Mary is to be our model in all this. Twice Luke mentions in his Gospel that “Mary kept all these words and pondered them in her heart.” Both “keeping” and “pondering” are significant. The “keeping” makes Mary’s heart a storehouse of words; the pondering suggests something more dynamic. First the keeping: Mary has space to store up all the words of God. The words of God that she stores up are one with the Word which God brought into the world, the Word of God that became flesh in her womb. As St Augustine said, Mary conceived the Word in her mind and heart before conceiving Him in the flesh. Then pondering: this word really means “to collect, confront, encounter, compare”, from the Latin con-ferre, to bring together, draw together for comparison, bring into relationship.
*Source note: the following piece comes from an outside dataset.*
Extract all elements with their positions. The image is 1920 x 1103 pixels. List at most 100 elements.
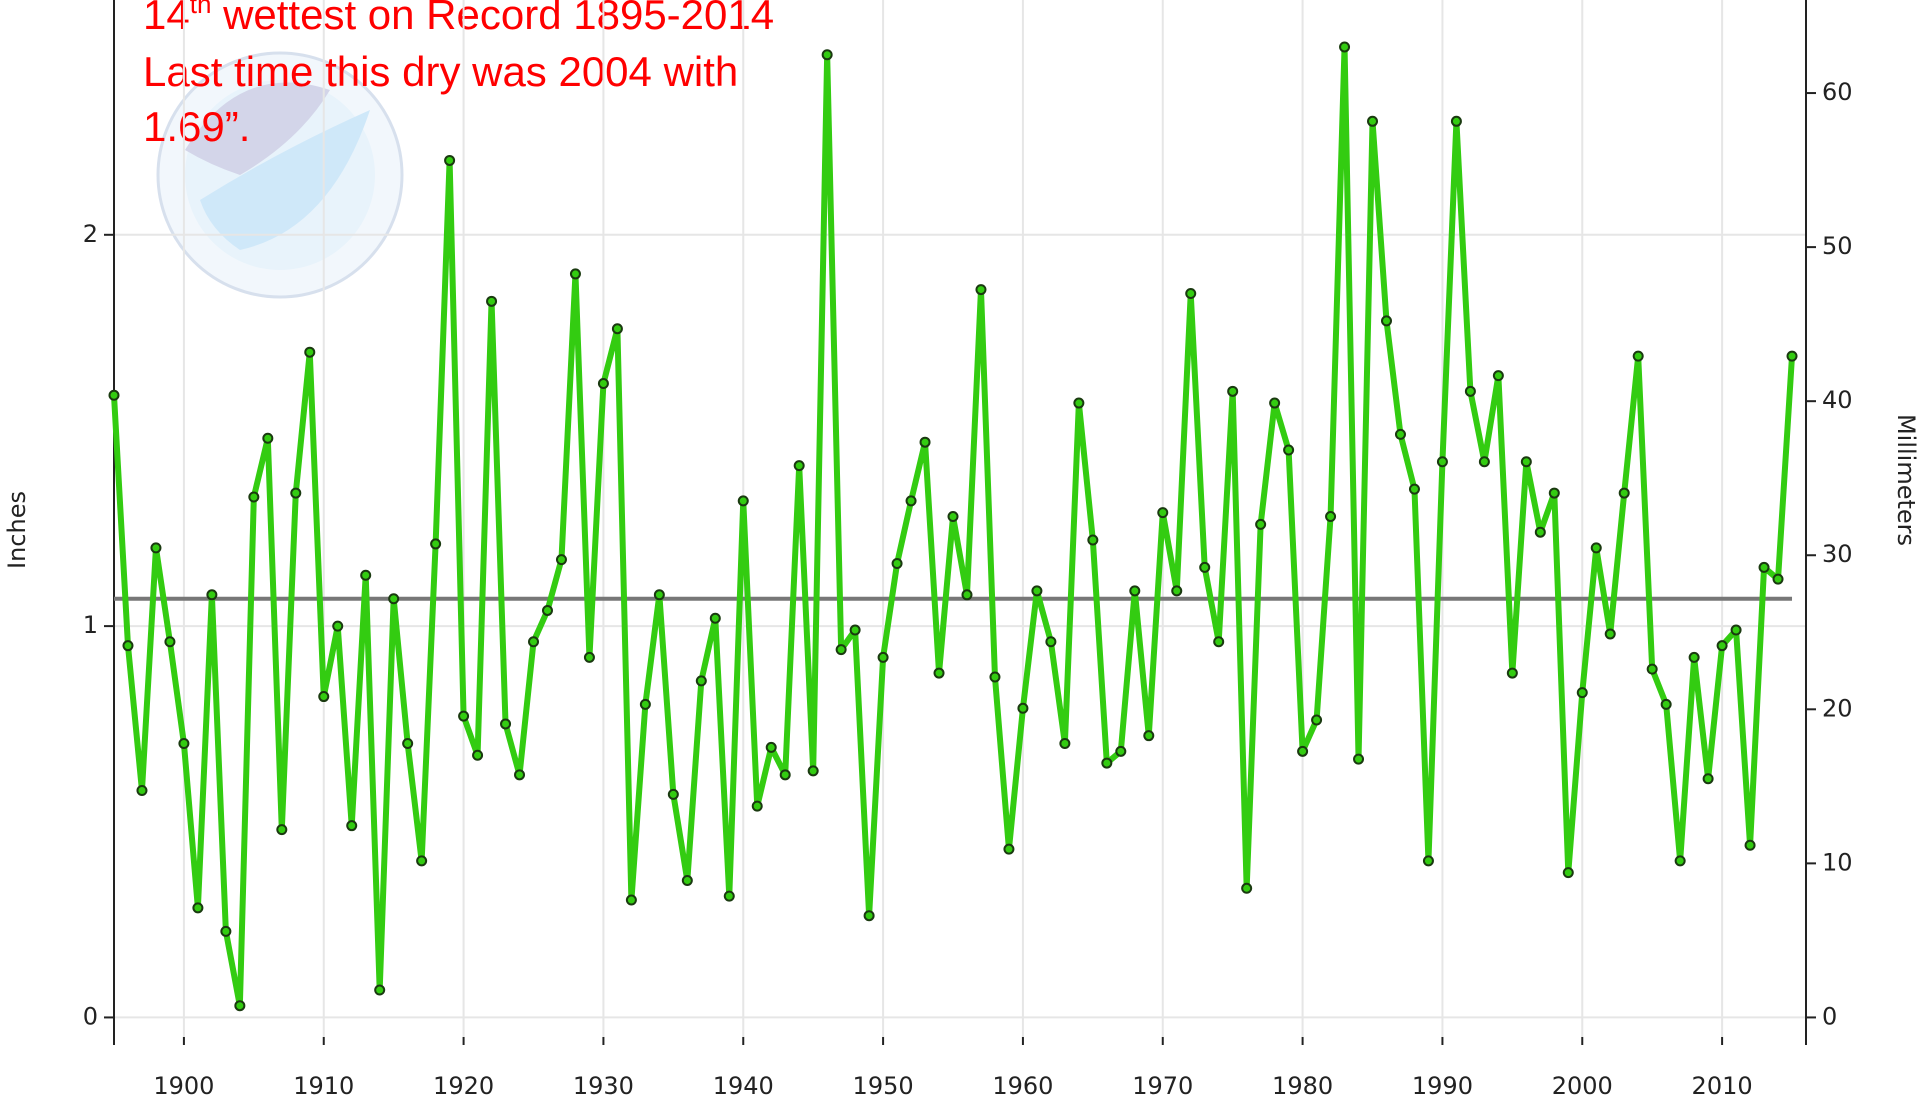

A text of Scripture is related to another word, and out of this bringing together, a third word, as it were, proceeds from the union of the two. If Christ calls himself the light, and in another place the way, the thought comes that we need his light to walk the way that he is. And so a prayer is formed in us. That is what the Fathers were doing all the time, and the liturgy too. The fathers recognised the Scriptures as a totality, and no single word can be expounded without comparison with others.